College in Texas is a challenging time for many students as they seek to navigate difficult classes, social issues and often living away from home for the first time. College students engage in a higher level of drug use and alcohol abuse than other population groups. A student who is educated on the dangers of drug use and on his or her legal rights may be better able to safely negotiate the challenges of the college years.

A few statistics provide some light on this issue. A report by the Addiction Center shows that drug use and alcohol abuse on campuses has both constant factors and changing trends. A few of the constants include the following:

  • Rates of binge drinking are essentially stable over the past 50 years
  • Fraternity and sorority members face a higher risk of substance abuse
  • Males face an elevated chanceĀ of drug abuse and arrests

Even so, a few factors change over time. One of these is the types of drugs that gain popularity. There may be many reasons for the change in drugs used by students, but some evidence suggests it may be tied to prevention efforts by authorities. Prevention efforts might curtail the use of certain drugs, while allowing another set of drugs to become popular.

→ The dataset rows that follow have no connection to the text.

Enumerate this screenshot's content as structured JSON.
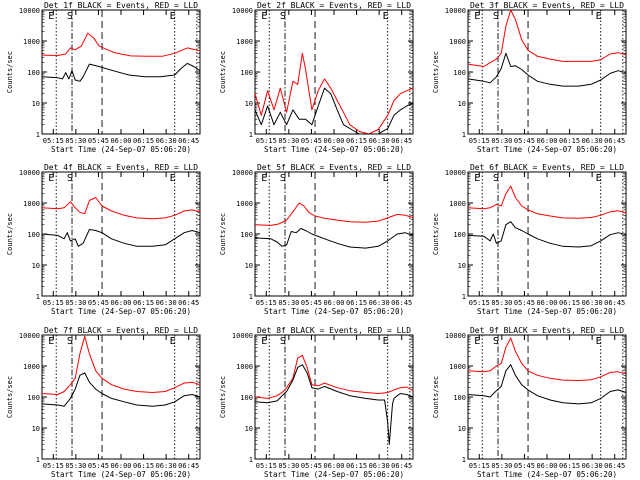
{
  "start_time_label": "Start Time (24-Sep-07 05:06:20)",
  "title_suffix": "BLACK = Events, RED = LLD",
  "ylabel": "Counts/sec",
  "x_ticks": [
    "05:15",
    "05:30",
    "05:45",
    "06:00",
    "06:15",
    "06:30",
    "06:45"
  ],
  "y_ticks": [
    "1",
    "10",
    "100",
    "1000",
    "10000"
  ],
  "marker_labels": {
    "eclipse_start": "E",
    "saa": "S",
    "eclipse_end": "E"
  },
  "colors": {
    "events": "#000000",
    "lld": "#ff0000",
    "axes": "#000000"
  },
  "chart_data": [
    {
      "type": "line",
      "title": "Det 1f",
      "xlabel": "Start Time (24-Sep-07 05:06:20)",
      "ylabel": "Counts/sec",
      "xlim_min": [
        0,
        100
      ],
      "ylim_log": [
        1,
        10000
      ],
      "markers_min": {
        "eclipse_start": 9,
        "saa": 19,
        "saa_exit": 38,
        "eclipse_end": 84,
        "eclipse_end2": 98
      },
      "series": [
        {
          "name": "LLD",
          "color": "#ff0000",
          "x": [
            0,
            10,
            15,
            18,
            21,
            25,
            29,
            33,
            36,
            40,
            46,
            56,
            66,
            76,
            84,
            92,
            100
          ],
          "y": [
            350,
            340,
            380,
            600,
            520,
            700,
            1800,
            1200,
            700,
            560,
            420,
            330,
            320,
            320,
            400,
            600,
            480
          ]
        },
        {
          "name": "Events",
          "color": "#000000",
          "x": [
            0,
            10,
            13,
            15,
            17,
            19,
            21,
            24,
            26,
            30,
            36,
            45,
            55,
            65,
            75,
            84,
            88,
            92,
            96,
            100
          ],
          "y": [
            70,
            65,
            60,
            95,
            60,
            110,
            55,
            50,
            70,
            180,
            150,
            110,
            80,
            70,
            70,
            80,
            130,
            190,
            150,
            110
          ]
        }
      ]
    },
    {
      "type": "line",
      "title": "Det 2f",
      "xlabel": "Start Time (24-Sep-07 05:06:20)",
      "ylabel": "Counts/sec",
      "xlim_min": [
        0,
        100
      ],
      "ylim_log": [
        1,
        10000
      ],
      "markers_min": {
        "eclipse_start": 9,
        "saa": 19,
        "saa_exit": 38,
        "eclipse_end": 84,
        "eclipse_end2": 98
      },
      "series": [
        {
          "name": "LLD",
          "color": "#ff0000",
          "x": [
            0,
            4,
            8,
            12,
            16,
            20,
            24,
            27,
            30,
            32,
            36,
            40,
            44,
            48,
            52,
            56,
            60,
            66,
            72,
            78,
            84,
            88,
            92,
            96,
            100
          ],
          "y": [
            20,
            4,
            25,
            6,
            30,
            5,
            50,
            40,
            400,
            120,
            6,
            25,
            60,
            30,
            12,
            5,
            2,
            1.2,
            1,
            1.4,
            4,
            12,
            20,
            25,
            30
          ]
        },
        {
          "name": "Events",
          "color": "#000000",
          "x": [
            0,
            4,
            8,
            12,
            16,
            20,
            24,
            28,
            32,
            36,
            40,
            44,
            48,
            52,
            56,
            60,
            66,
            72,
            78,
            84,
            88,
            92,
            96,
            100
          ],
          "y": [
            6,
            2,
            8,
            2,
            5,
            2,
            6,
            3,
            3,
            2,
            8,
            30,
            20,
            6,
            2,
            1.5,
            1,
            1,
            1,
            1.5,
            4,
            6,
            8,
            10
          ]
        }
      ]
    },
    {
      "type": "line",
      "title": "Det 3f",
      "xlabel": "Start Time (24-Sep-07 05:06:20)",
      "ylabel": "Counts/sec",
      "xlim_min": [
        0,
        100
      ],
      "ylim_log": [
        1,
        10000
      ],
      "markers_min": {
        "eclipse_start": 9,
        "saa": 19,
        "saa_exit": 38,
        "eclipse_end": 84,
        "eclipse_end2": 98
      },
      "series": [
        {
          "name": "LLD",
          "color": "#ff0000",
          "x": [
            0,
            10,
            14,
            18,
            21,
            24,
            27,
            30,
            34,
            38,
            44,
            52,
            60,
            70,
            78,
            84,
            90,
            95,
            100
          ],
          "y": [
            180,
            150,
            200,
            260,
            400,
            3000,
            10000,
            5000,
            1100,
            500,
            320,
            260,
            220,
            220,
            220,
            250,
            380,
            420,
            360
          ]
        },
        {
          "name": "Events",
          "color": "#000000",
          "x": [
            0,
            10,
            14,
            18,
            21,
            24,
            27,
            30,
            34,
            38,
            44,
            52,
            60,
            70,
            78,
            84,
            90,
            95,
            100
          ],
          "y": [
            60,
            50,
            45,
            70,
            130,
            400,
            150,
            160,
            120,
            80,
            50,
            40,
            35,
            35,
            40,
            55,
            90,
            110,
            95
          ]
        }
      ]
    },
    {
      "type": "line",
      "title": "Det 4f",
      "xlabel": "Start Time (24-Sep-07 05:06:20)",
      "ylabel": "Counts/sec",
      "xlim_min": [
        0,
        100
      ],
      "ylim_log": [
        1,
        10000
      ],
      "markers_min": {
        "eclipse_start": 9,
        "saa": 19,
        "saa_exit": 38,
        "eclipse_end": 84,
        "eclipse_end2": 98
      },
      "series": [
        {
          "name": "LLD",
          "color": "#ff0000",
          "x": [
            0,
            10,
            14,
            18,
            21,
            24,
            27,
            30,
            34,
            38,
            44,
            52,
            60,
            70,
            78,
            84,
            90,
            95,
            100
          ],
          "y": [
            700,
            650,
            700,
            1100,
            700,
            500,
            450,
            1200,
            1500,
            800,
            550,
            400,
            330,
            310,
            330,
            400,
            550,
            600,
            520
          ]
        },
        {
          "name": "Events",
          "color": "#000000",
          "x": [
            0,
            10,
            14,
            16,
            18,
            21,
            23,
            26,
            30,
            34,
            38,
            44,
            52,
            60,
            70,
            78,
            84,
            90,
            95,
            100
          ],
          "y": [
            100,
            90,
            70,
            110,
            60,
            70,
            40,
            50,
            140,
            130,
            110,
            70,
            50,
            40,
            40,
            45,
            70,
            110,
            130,
            110
          ]
        }
      ]
    },
    {
      "type": "line",
      "title": "Det 5f",
      "xlabel": "Start Time (24-Sep-07 05:06:20)",
      "ylabel": "Counts/sec",
      "xlim_min": [
        0,
        100
      ],
      "ylim_log": [
        1,
        10000
      ],
      "markers_min": {
        "eclipse_start": 9,
        "saa": 19,
        "saa_exit": 38,
        "eclipse_end": 84,
        "eclipse_end2": 98
      },
      "series": [
        {
          "name": "LLD",
          "color": "#ff0000",
          "x": [
            0,
            10,
            15,
            20,
            24,
            28,
            31,
            34,
            38,
            44,
            52,
            60,
            70,
            78,
            84,
            90,
            95,
            100
          ],
          "y": [
            200,
            190,
            210,
            280,
            520,
            1000,
            800,
            500,
            380,
            320,
            280,
            250,
            240,
            260,
            330,
            430,
            400,
            340
          ]
        },
        {
          "name": "Events",
          "color": "#000000",
          "x": [
            0,
            10,
            14,
            17,
            20,
            23,
            26,
            29,
            32,
            36,
            44,
            52,
            60,
            70,
            78,
            84,
            90,
            95,
            100
          ],
          "y": [
            75,
            70,
            55,
            40,
            45,
            120,
            110,
            150,
            130,
            100,
            70,
            50,
            38,
            35,
            40,
            60,
            100,
            110,
            90
          ]
        }
      ]
    },
    {
      "type": "line",
      "title": "Det 6f",
      "xlabel": "Start Time (24-Sep-07 05:06:20)",
      "ylabel": "Counts/sec",
      "xlim_min": [
        0,
        100
      ],
      "ylim_log": [
        1,
        10000
      ],
      "markers_min": {
        "eclipse_start": 9,
        "saa": 19,
        "saa_exit": 38,
        "eclipse_end": 84,
        "eclipse_end2": 98
      },
      "series": [
        {
          "name": "LLD",
          "color": "#ff0000",
          "x": [
            0,
            10,
            14,
            18,
            21,
            24,
            27,
            30,
            34,
            38,
            44,
            52,
            60,
            70,
            78,
            84,
            90,
            95,
            100
          ],
          "y": [
            700,
            650,
            700,
            900,
            800,
            2000,
            3500,
            1500,
            800,
            600,
            450,
            380,
            330,
            320,
            340,
            400,
            520,
            560,
            480
          ]
        },
        {
          "name": "Events",
          "color": "#000000",
          "x": [
            0,
            10,
            14,
            16,
            18,
            21,
            24,
            27,
            30,
            34,
            38,
            44,
            52,
            60,
            70,
            78,
            84,
            90,
            95,
            100
          ],
          "y": [
            90,
            85,
            60,
            100,
            50,
            60,
            200,
            250,
            160,
            130,
            100,
            70,
            50,
            40,
            38,
            42,
            60,
            95,
            110,
            95
          ]
        }
      ]
    },
    {
      "type": "line",
      "title": "Det 7f",
      "xlabel": "Start Time (24-Sep-07 05:06:20)",
      "ylabel": "Counts/sec",
      "xlim_min": [
        0,
        100
      ],
      "ylim_log": [
        1,
        10000
      ],
      "markers_min": {
        "eclipse_start": 9,
        "saa": 19,
        "saa_exit": 38,
        "eclipse_end": 84,
        "eclipse_end2": 98
      },
      "series": [
        {
          "name": "LLD",
          "color": "#ff0000",
          "x": [
            0,
            10,
            14,
            18,
            21,
            24,
            27,
            30,
            34,
            38,
            44,
            52,
            60,
            70,
            78,
            84,
            90,
            95,
            100
          ],
          "y": [
            130,
            120,
            150,
            250,
            400,
            2500,
            9000,
            2500,
            700,
            400,
            250,
            180,
            150,
            140,
            150,
            200,
            280,
            300,
            250
          ]
        },
        {
          "name": "Events",
          "color": "#000000",
          "x": [
            0,
            10,
            14,
            18,
            21,
            24,
            27,
            30,
            34,
            38,
            44,
            52,
            60,
            70,
            78,
            84,
            90,
            95,
            100
          ],
          "y": [
            60,
            55,
            50,
            90,
            180,
            500,
            600,
            300,
            180,
            130,
            90,
            70,
            55,
            50,
            55,
            70,
            110,
            120,
            100
          ]
        }
      ]
    },
    {
      "type": "line",
      "title": "Det 8f",
      "xlabel": "Start Time (24-Sep-07 05:06:20)",
      "ylabel": "Counts/sec",
      "xlim_min": [
        0,
        100
      ],
      "ylim_log": [
        1,
        10000
      ],
      "markers_min": {
        "eclipse_start": 9,
        "saa": 19,
        "saa_exit": 38,
        "eclipse_end": 84,
        "eclipse_end2": 98
      },
      "series": [
        {
          "name": "LLD",
          "color": "#ff0000",
          "x": [
            0,
            8,
            14,
            18,
            20,
            24,
            27,
            30,
            33,
            36,
            40,
            44,
            52,
            60,
            70,
            78,
            84,
            88,
            92,
            96,
            100
          ],
          "y": [
            100,
            90,
            110,
            150,
            200,
            400,
            1800,
            2200,
            900,
            250,
            230,
            280,
            200,
            160,
            140,
            130,
            140,
            170,
            200,
            210,
            160
          ]
        },
        {
          "name": "Events",
          "color": "#000000",
          "x": [
            0,
            8,
            14,
            18,
            20,
            24,
            27,
            30,
            33,
            36,
            40,
            44,
            52,
            60,
            70,
            78,
            82,
            84,
            85,
            87,
            88,
            90,
            92,
            96,
            100
          ],
          "y": [
            70,
            65,
            75,
            120,
            150,
            350,
            900,
            1100,
            600,
            200,
            180,
            220,
            150,
            110,
            90,
            80,
            80,
            15,
            3,
            60,
            90,
            110,
            130,
            120,
            100
          ]
        }
      ]
    },
    {
      "type": "line",
      "title": "Det 9f",
      "xlabel": "Start Time (24-Sep-07 05:06:20)",
      "ylabel": "Counts/sec",
      "xlim_min": [
        0,
        100
      ],
      "ylim_log": [
        1,
        10000
      ],
      "markers_min": {
        "eclipse_start": 9,
        "saa": 19,
        "saa_exit": 38,
        "eclipse_end": 84,
        "eclipse_end2": 98
      },
      "series": [
        {
          "name": "LLD",
          "color": "#ff0000",
          "x": [
            0,
            10,
            14,
            18,
            21,
            24,
            27,
            30,
            34,
            38,
            44,
            52,
            60,
            70,
            78,
            84,
            90,
            95,
            100
          ],
          "y": [
            700,
            650,
            700,
            1000,
            1200,
            4000,
            8000,
            3000,
            1200,
            700,
            500,
            400,
            350,
            340,
            360,
            450,
            620,
            650,
            560
          ]
        },
        {
          "name": "Events",
          "color": "#000000",
          "x": [
            0,
            10,
            14,
            18,
            21,
            24,
            27,
            30,
            34,
            38,
            44,
            52,
            60,
            70,
            78,
            84,
            90,
            95,
            100
          ],
          "y": [
            120,
            110,
            100,
            160,
            220,
            700,
            1100,
            500,
            250,
            170,
            110,
            80,
            65,
            60,
            65,
            90,
            150,
            170,
            140
          ]
        }
      ]
    }
  ]
}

A report by Brookings also provides some insights into the arrest rate of students entering college. Evidence shows that by the age of 23 approximately 30% of Americans have experienced an arrest, though not necessarily a conviction. Blacks have much higher arrest rates and convictions for drug charges, even though they show similar or lower rates of using drugs. The college years present challenges to many wishing to avoid a criminal record.